伊吹のその熱を包み込むと、熱くて脈打っているのが伝わった。生々しくて、頭がふわふわする。

「っ、志摩…待って、俺、今……ッ」
「待たない」

出されたばかりの精液を舌で舐め取る。そのまま舌先で先端を転がせば、聞いたこともないような甘く掠れた声が漏れた。

「ん……っ、や、ば……」

おれの前で、おれのせいで乱れる姿にとんでもなく興奮する。
口の中に含んで、ゆっくり舌で撫でながら吸い上げると、伊吹が堪えきれず声を上げた。

「ッぁ"……や、ばい、志摩、、っ」

構わず奥まで咥えて、唇で根元を包み、舌で裏筋をなぞる。すると、伊吹の指が俺の髪をぐしゃぐしゃに掴んで、無意識に腰を押しつけてきた。

「ごめ、も、むり……っ」

瞬間、口の中に熱いものが溢れた。
決して美味しくないのに全部飲み込んで、名残惜しそうに舌を這わせると、伊吹は肩で息をしながらおれを見下ろしてくる。

「何してんの」
「わかんない」
「わかんないって何」
「わかんないんだよ、おまえのあんな姿見たら欲しくてしかたなかっただけ」
「…ねぇ、それ好きってこと?」

そう問われてやっと腑に落ちた。
そうか、おれは伊吹が好きなのだ。

「志摩、俺のこと好き?」

疑問形で聞きながらもほとんど確信しているのか、そのまま押し倒される。
おれの服を慎重に脱がせながら、唇を何度も何度も重ねてきた。

「志摩、好きだよ。

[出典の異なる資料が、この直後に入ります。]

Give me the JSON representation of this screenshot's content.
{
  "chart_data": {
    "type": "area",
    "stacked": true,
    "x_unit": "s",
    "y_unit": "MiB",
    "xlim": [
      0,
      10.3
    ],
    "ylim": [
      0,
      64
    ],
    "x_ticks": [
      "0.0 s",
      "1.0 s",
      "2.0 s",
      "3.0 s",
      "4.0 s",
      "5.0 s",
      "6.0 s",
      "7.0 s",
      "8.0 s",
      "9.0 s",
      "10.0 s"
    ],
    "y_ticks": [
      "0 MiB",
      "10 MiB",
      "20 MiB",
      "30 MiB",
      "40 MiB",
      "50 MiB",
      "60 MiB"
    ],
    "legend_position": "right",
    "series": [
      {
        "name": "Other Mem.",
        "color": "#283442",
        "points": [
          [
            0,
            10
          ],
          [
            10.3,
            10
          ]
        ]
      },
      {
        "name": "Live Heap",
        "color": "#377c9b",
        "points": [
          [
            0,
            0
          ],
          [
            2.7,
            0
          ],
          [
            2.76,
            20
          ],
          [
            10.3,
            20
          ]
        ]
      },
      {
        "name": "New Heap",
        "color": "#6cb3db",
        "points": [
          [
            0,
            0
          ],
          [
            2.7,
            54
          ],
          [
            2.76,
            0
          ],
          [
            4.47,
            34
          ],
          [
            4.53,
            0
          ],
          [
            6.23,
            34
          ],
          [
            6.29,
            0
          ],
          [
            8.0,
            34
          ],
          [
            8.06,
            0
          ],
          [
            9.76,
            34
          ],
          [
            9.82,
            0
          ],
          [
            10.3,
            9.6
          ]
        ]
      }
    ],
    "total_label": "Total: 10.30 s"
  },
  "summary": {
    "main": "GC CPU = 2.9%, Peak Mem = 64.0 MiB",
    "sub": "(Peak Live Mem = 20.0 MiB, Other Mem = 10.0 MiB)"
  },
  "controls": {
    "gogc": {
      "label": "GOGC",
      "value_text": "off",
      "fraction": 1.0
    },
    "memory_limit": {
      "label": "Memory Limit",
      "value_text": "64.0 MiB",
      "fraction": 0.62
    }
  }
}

ずっと、好きだった」

耳元で囁かれる声に胸が詰まる。
声にならないまま涙が滲んで、伊吹の首に腕を回した。

「…いいよ、おれは」

おれの言葉を合図に、伊吹の手が下着越しに俺のそこを撫でて唇が首筋を吸う。
そのまま体中を舐められて、甘い痺れが走った。

「んっ…ぁ…すき、おれも、いぶき、すき」
「かわい、しま、しぃま…ふふ、だぁいすき」

その夜、お互いに名前を呼び合いながら何度も何度も身体を重ねた。
これまでの想いを全部ぶつけるみたいな時間は、ふたりをやわらかく満たし、ひとつに溶け合わせていった。